Last week, a Washington Post/ABC poll indicated that 42 percent of respondents said that the Supreme Court should invalidate the entire law, though 25 percent favored keeping the law while throwing out the individual mandate.

Many critics of the mandate, a sizable contingent of the left, feel that Obama put too much political capital in health care rather than focusing on the deplorable unemployment situation in the country. Even so, it got through Congress and now it is a matter of the law’s constitutionality.

A recent New York Times editorial succinctly explained the differing views on the issue, insisting that it has been improperly framed.

“That view wrongly frames the mechanism created by this law,” the editorial contends, referring to the constitutionality of the mandate and how it impacts the economy and the individual. “The insurance mandate is nothing like requiring people to buy broccoli–a comparison Justice Antonin Scalia suggested in his exasperated questioning of Solicitor General Donald Verrilli Jr. Congress has no interest in requiring broccoli purchases because the failure to buy broccoli does not push that cost onto others in the system.”

The usually perceptive and insightful columnist Ross Douthat believes that Obama could gather more political gain from the defeat of the mandate than its success. That logic is based on the acceptance of the minor provisions of the bill and the rejection of the mandate, though to reject the mandate would appear to eviscerate the act.

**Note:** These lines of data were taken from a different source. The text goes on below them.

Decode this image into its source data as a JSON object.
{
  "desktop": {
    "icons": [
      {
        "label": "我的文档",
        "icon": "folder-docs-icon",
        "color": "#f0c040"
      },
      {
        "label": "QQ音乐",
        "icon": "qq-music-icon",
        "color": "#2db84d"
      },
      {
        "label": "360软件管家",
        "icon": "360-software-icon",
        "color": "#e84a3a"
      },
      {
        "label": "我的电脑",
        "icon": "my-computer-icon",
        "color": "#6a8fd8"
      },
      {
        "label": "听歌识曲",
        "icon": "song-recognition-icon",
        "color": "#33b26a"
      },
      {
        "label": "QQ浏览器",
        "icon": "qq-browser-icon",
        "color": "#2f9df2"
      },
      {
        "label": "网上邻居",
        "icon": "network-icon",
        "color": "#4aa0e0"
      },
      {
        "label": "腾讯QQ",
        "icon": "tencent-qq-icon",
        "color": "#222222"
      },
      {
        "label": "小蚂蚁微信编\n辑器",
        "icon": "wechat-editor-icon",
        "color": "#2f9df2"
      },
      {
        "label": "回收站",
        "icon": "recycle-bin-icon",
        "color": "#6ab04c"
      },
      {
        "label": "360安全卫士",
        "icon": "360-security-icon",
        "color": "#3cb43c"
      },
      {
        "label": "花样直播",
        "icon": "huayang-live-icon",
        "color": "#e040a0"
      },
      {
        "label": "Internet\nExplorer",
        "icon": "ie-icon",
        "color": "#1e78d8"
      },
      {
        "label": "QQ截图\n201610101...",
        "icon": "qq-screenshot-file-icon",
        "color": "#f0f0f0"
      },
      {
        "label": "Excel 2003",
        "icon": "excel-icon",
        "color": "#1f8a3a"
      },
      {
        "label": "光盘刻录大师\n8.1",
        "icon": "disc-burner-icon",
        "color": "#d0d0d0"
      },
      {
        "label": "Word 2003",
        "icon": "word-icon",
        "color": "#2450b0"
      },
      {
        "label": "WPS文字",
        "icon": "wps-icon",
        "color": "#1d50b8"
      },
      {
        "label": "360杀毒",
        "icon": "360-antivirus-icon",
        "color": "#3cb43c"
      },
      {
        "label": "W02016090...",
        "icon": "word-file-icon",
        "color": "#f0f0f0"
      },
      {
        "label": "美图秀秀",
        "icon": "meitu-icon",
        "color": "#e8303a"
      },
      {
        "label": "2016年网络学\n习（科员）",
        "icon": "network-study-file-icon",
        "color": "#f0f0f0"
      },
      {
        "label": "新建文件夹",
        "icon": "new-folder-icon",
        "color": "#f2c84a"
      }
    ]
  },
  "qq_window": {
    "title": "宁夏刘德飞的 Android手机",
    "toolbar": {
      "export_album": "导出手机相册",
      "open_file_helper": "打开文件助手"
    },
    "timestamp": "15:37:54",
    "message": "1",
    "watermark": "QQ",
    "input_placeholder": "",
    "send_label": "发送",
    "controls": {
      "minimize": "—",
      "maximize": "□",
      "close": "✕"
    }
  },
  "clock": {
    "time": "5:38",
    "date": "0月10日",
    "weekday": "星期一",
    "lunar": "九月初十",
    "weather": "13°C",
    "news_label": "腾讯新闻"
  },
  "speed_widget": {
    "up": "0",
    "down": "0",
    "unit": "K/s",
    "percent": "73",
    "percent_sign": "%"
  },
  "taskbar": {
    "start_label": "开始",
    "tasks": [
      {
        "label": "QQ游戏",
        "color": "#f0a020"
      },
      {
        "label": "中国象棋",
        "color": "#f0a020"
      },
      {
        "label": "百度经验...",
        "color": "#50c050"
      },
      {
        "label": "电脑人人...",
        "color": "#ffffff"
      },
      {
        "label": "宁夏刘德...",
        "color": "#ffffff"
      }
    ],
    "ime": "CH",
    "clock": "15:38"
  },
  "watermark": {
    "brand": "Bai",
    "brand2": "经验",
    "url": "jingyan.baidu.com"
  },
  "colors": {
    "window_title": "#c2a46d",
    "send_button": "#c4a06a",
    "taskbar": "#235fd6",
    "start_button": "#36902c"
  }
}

It may all end with some sort of compromise, with the court throwing out the constitutional argument and adopting the other provisions. This gets us right back to where we began on this matter, and again, the conclusion of the Times’ editorial may be the best answer:

“If the Supreme Court hews to established law,” the editorial concluded, “the only question it must answer in this case is modest: Did Congress have a rational basis for concluding that the economic effects of a broken health care system warranted a national solution? The answer is incontrovertibly yes.”